Tidewater Renewables - Globe and Mail Tidewater Renewables Ltd. (LCFS-T) “offers attractive growth through capital projects in the renewable fuels industry, supported by strong industry fundamentals, including increasing regulatory support,” according to CIBC World Markets analyst Robert Catellier.
He was one of a group of equity analysts on the Street initiated coverage of the subsidiary of Tidewater Midstream and Infrastructure Ltd. (TWM-T) after coming off research restriction following its Aug. 18 initial public offering.
Seeing Tidewater Renewables “poised for substantial upside” if the Canadian Clean Fuels Standard is adopted, Mr. Catellier gave it an “outperformer” rating.
“As a pure-play on renewable fuels, the company’s outlook and projects are supported by the megatrend of decarbonizing the economy to achieve net-zero 2050 targets,” he said. “With Canada having lower penetration rates of renewable fuels, the tailwinds from increased demand could be quite strong. Renewable diesel is one way to help meet greenhouse gas reduction goals without making major changes to vehicle fleets.”
“The company’s shares provide investors with exposure to the Low Carbon Fuel Standard (“LCFS”) credit market and renewable fuels: Despite some short-term noise related to U.S. supply and demand, we are bullish on the outlook for BC LCFS credit pricing based on encouraging long-term supply and demand fundamentals. Tidewater Renewable shares represent one of the few ways for investors to gain this exposure, and the approaching onset of the Canadian Fuel Standard could provide meaningful upside for investors. LCFS exposure can serve as a hedge to environmental compliance risk elsewhere in investors’ portfolios.”

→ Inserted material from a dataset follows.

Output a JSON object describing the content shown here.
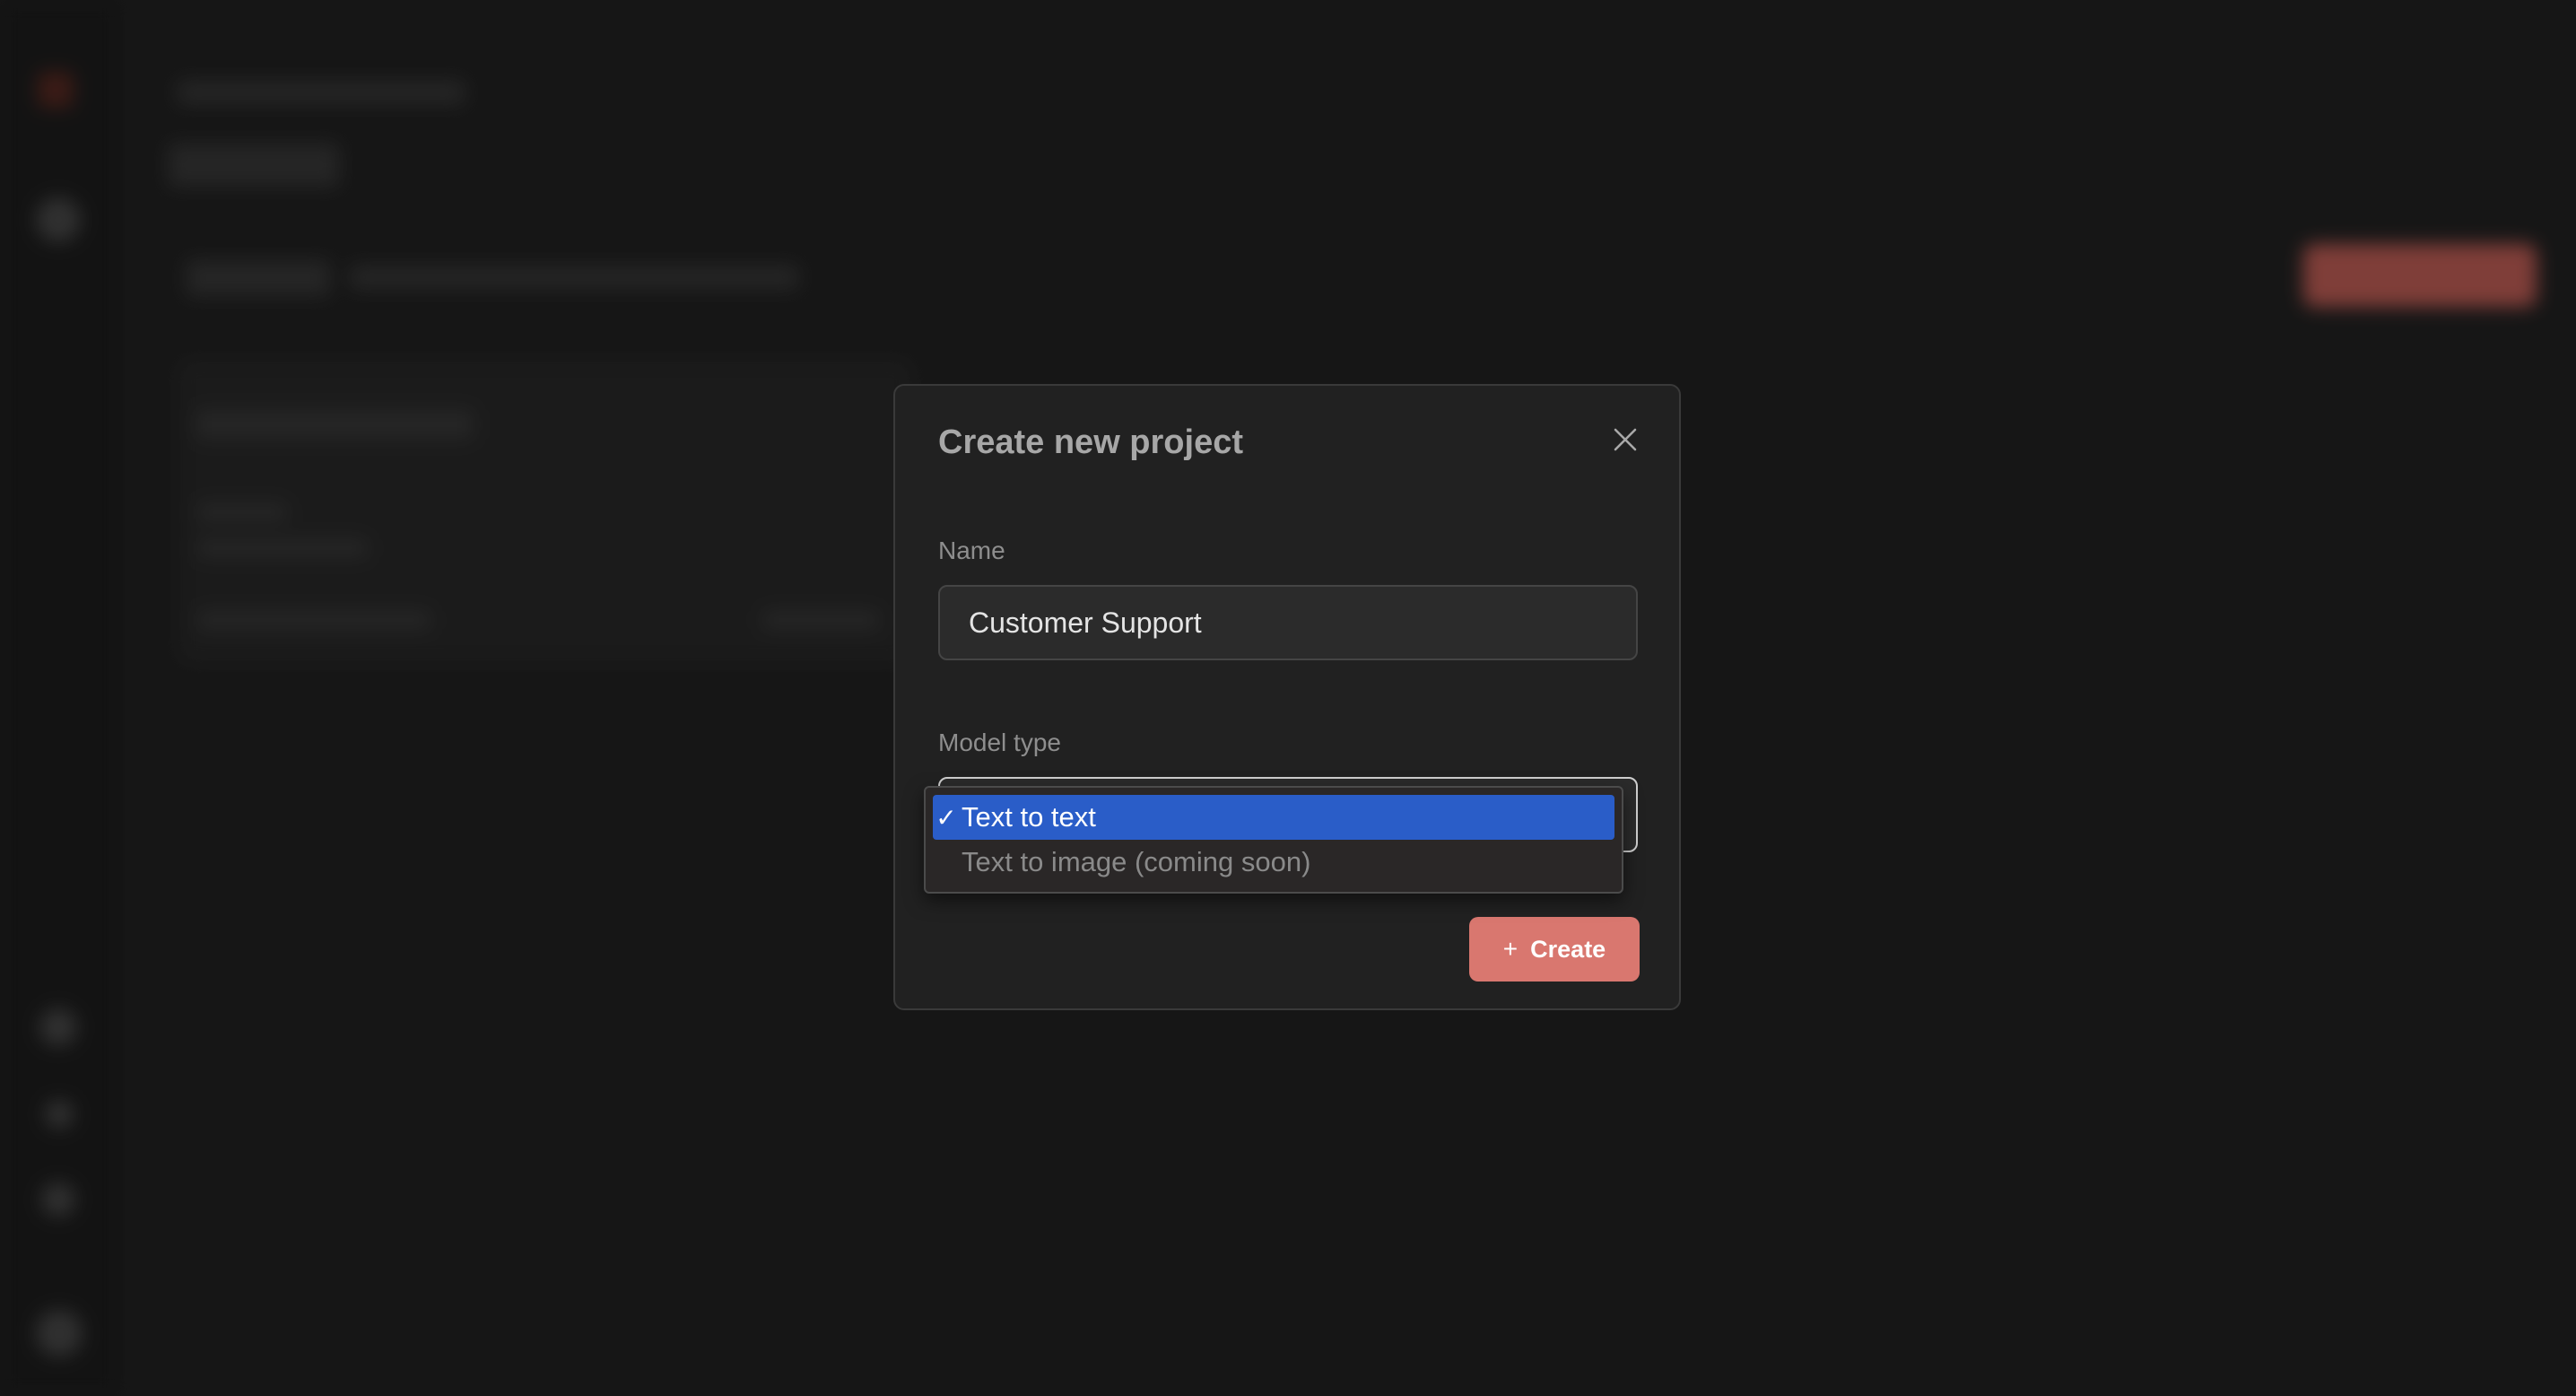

The analyst said he expects renewable diesel production to “dominate Tidewater Renewables’ story in the near term,” however he also emphasized its assets and growth projects in renewable natural gas and hydrogen industry. He thinks the provide exposure to “critical elements in decarbonizing the economy.”
Touting its enticing valuation, he set a target of $26 per share.
“The shares are trading at a valuation of 3.5 times our 2023 EBITDA estimate, an attractive valuation even in light of the project development risk,” said Mr. Catellier. “Even on 2022 estimates, which doesn’t include a contribution from the capital projects, the shares are trading at 10.5 times EBITDA. The company is fully funded for its initial project and should be in a net cash position in 2024, in solid financial shape to pursue additional projects.”
Elsewhere, seeing an “enticing valuation with significant upside,” Scotia Capital analyst Justin Strong initiated coverage with a “sector outperform” rating and $20. target.
“We believe TWR is well-positioned to pursue its strategy and create shareholder value. Our thesis and recommendation are based on TWR’s (1) enticing valuation with significant upside above our target price, (2) strong growth outlook, (3) early-mover advantage in growing market with regulatory tailwinds, (4) opportunity to invest in other renewable fuels at attractive multiples, and (5) experienced management team,” he said.
Meanwhile, RBC Dominion Securities initiated coverage with an “outperform” rating and $20 target.